Products will include the development of a learning module and toolkit for students to adopt new skills of data analysis and visualization for communicating biodiversity and remote sensing data.
Using the model system of the Hawaiian Islands, the project will couple high-throughput arthropod biodiversity sequencing and remote sensing imagery to examine correlated shifts across two orthogonal gradients set within the same native forest type. The first gradient is a geological chronosequence, from 0-5 million years, across which arthropod communities increase in diversity and become more ecologically specialized.
The second, intersecting, gradient is composed of a landscape matrix that runs from native to heavily invaded forest habitats on each island. At plot scales, whole arthropod communities will be sampled using genetic signatures from high-throughput sequencing to test models of community assembly over extended ecological-to-evolutionary time, and hence infer the changing roles of key processes of filtering, competition, and neutrality, through time.

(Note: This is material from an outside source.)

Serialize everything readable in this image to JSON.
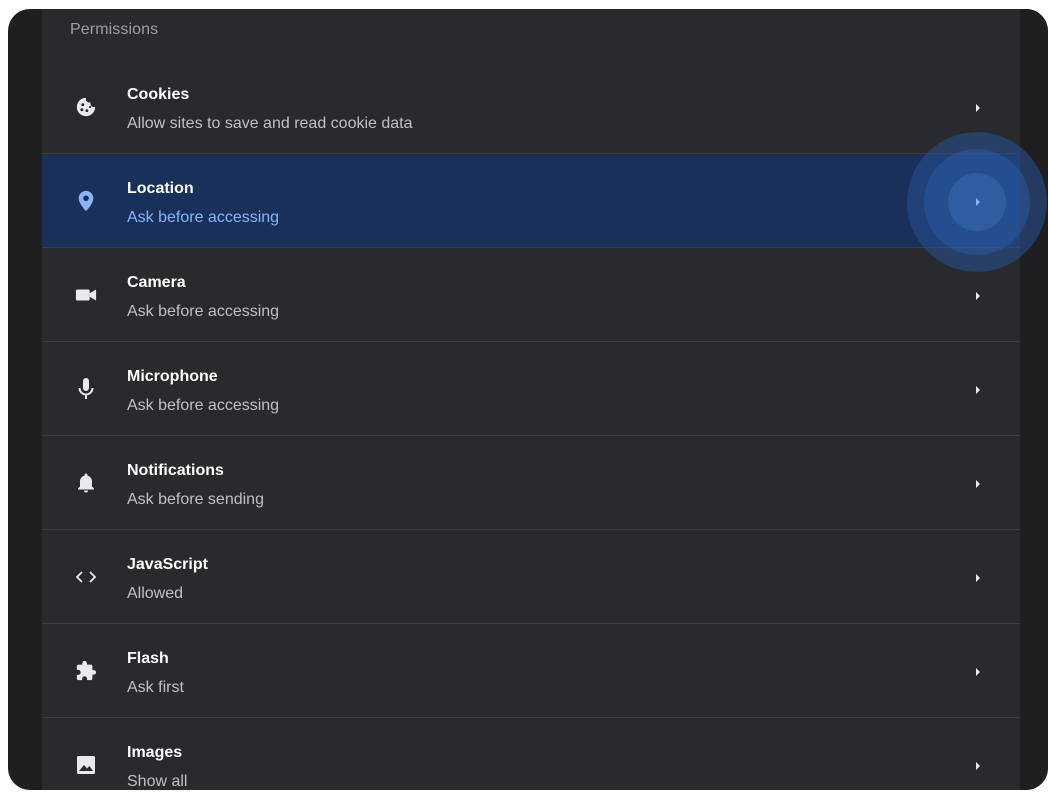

The models will predict trajectories of disassembly in the face of rapid biotic change. Arthropod community analyses will be coupled with remote sensing imagery at scales ranging from regional (archipelago; satellites), to area (leeward slope of one mountain; helicopter), to plots within heterogeneous landscapes (drone imagery and airborne and ground lidar).
The different remote indicators of change in the ecosystem (spectral properties, leaf and water content, nitrogen content, plant stress) will be integrated by using structural equation models (SEMs) to identify candidate parameters that reflect arthropod community dynamics in rapidly changing island forest systems. Joint species distribution models will be used to integrate data across scales.

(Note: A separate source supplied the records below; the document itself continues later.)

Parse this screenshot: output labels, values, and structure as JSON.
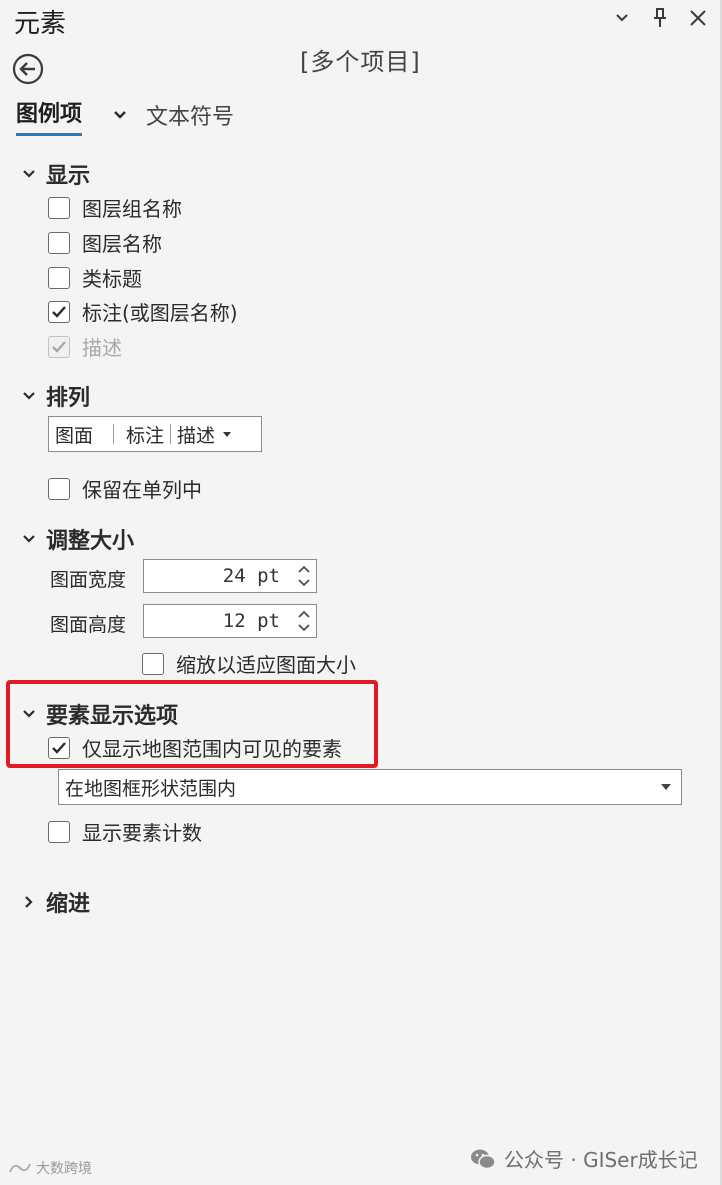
{
  "panel": {
    "title": "元素",
    "items_title": "[多个项目]"
  },
  "tabs": [
    {
      "label": "图例项",
      "active": true
    },
    {
      "label": "文本符号",
      "active": false
    }
  ],
  "sections": {
    "display": {
      "title": "显示",
      "options": [
        {
          "label": "图层组名称",
          "checked": false,
          "enabled": true
        },
        {
          "label": "图层名称",
          "checked": false,
          "enabled": true
        },
        {
          "label": "类标题",
          "checked": false,
          "enabled": true
        },
        {
          "label": "标注(或图层名称)",
          "checked": true,
          "enabled": true
        },
        {
          "label": "描述",
          "checked": true,
          "enabled": false
        }
      ]
    },
    "arrangement": {
      "title": "排列",
      "select_parts": [
        "图面",
        "标注",
        "描述"
      ],
      "keep_single_column": {
        "label": "保留在单列中",
        "checked": false
      }
    },
    "resize": {
      "title": "调整大小",
      "patch_width_label": "图面宽度",
      "patch_width_value": "24 pt",
      "patch_height_label": "图面高度",
      "patch_height_value": "12 pt",
      "scale_to_fit": {
        "label": "缩放以适应图面大小",
        "checked": false
      }
    },
    "feature_display": {
      "title": "要素显示选项",
      "only_visible": {
        "label": "仅显示地图范围内可见的要素",
        "checked": true
      },
      "extent_select": "在地图框形状范围内",
      "show_count": {
        "label": "显示要素计数",
        "checked": false
      }
    },
    "indent": {
      "title": "缩进"
    }
  },
  "watermark": {
    "right": "公众号 · GISer成长记",
    "left": "大数跨境"
  },
  "colors": {
    "accent": "#2a7ab8",
    "highlight": "#e21a26"
  }
}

This research will test the predictability of remote sensing data for explaining the spatio-temporal variability of biodiversity and its resilience to anthropogenic modification. In addition to training at the undergraduate, graduate and postdoctoral levels, products will include the development of a learning module and toolkit for students to adopt new skills of data analysis and visualization for communicating biodiversity and remote sensing data.
This award reflects NSF's statutory mission and has been deemed worthy of support through evaluation using the Foundation's intellectual merit and broader impacts review criteria.